Innovative Business Solutions Through Virtualisation Technologies

Virtualisation Explained
| Back |

Virtualisation as a concept represents the latest and most significant revolution in the Information Technology infrastructure arena this decade.

Virtualisation technologies have been available on the open market for several years now. Initially targeted at the development and test sector, it allowed developers to reduce the amount of physical kit required for development and test. Now a proven technology, virtualisation can be found reliably running the critical systems in many major corporations the world over. The benefits of virtualisation are being realised by more and more organisations as the virtual infrastructure and utility computing paradigms are explored. Amongst these benefits are massive cost savings, improved system reliability and decreased downtime to name just a few.

 

Virtualisation works by untangling the dependence that the operating system has to its host hardware. This is done by producing portable 'virtual servers' which can easily be moved between dissimilar hardware with no re-configuration work required.

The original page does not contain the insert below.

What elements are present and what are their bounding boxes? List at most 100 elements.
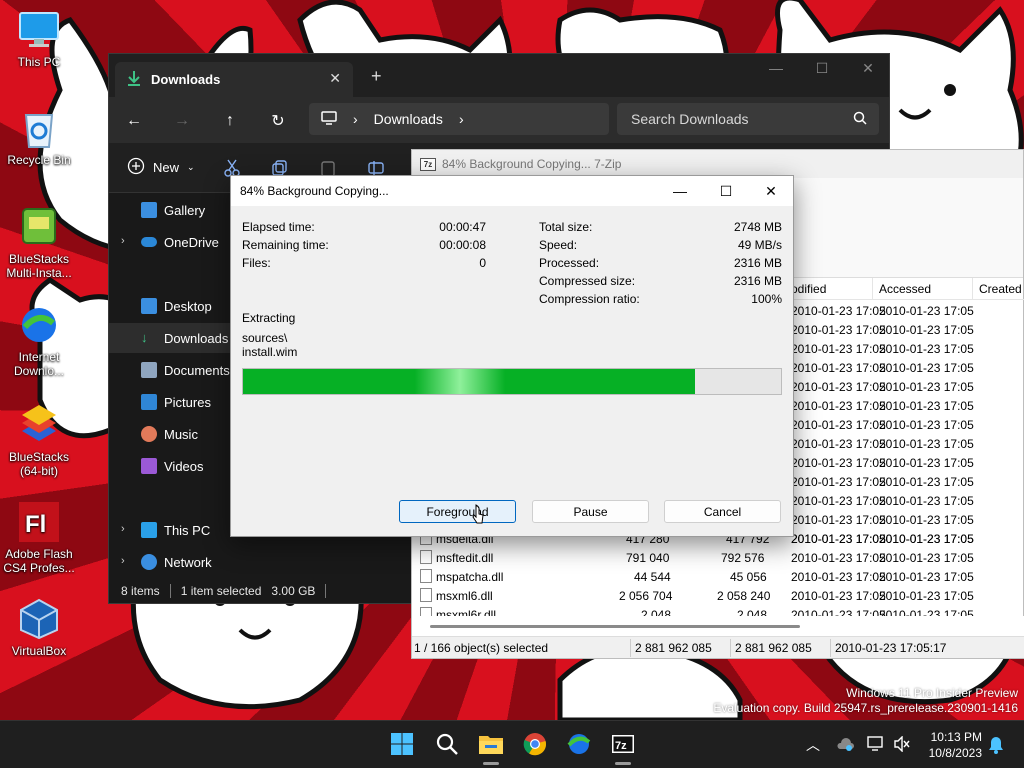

What's more, a single physical server can run multiple virtual servers, each with it's own unique identity, hardware resources and operating system instance - just like a physical server. The number of virtual servers a host can support depends very much on the specification of the hardware, but a ratio of 10:1 is easily achievable using standard hardware.

Virtual servers, although running on the same hardware are totally isolated from one another. Should one virtual server fail due to an operating system problem for example, the others remain unaffected. On the other hand, virtual servers can communicate with each other just like physical servers on the network.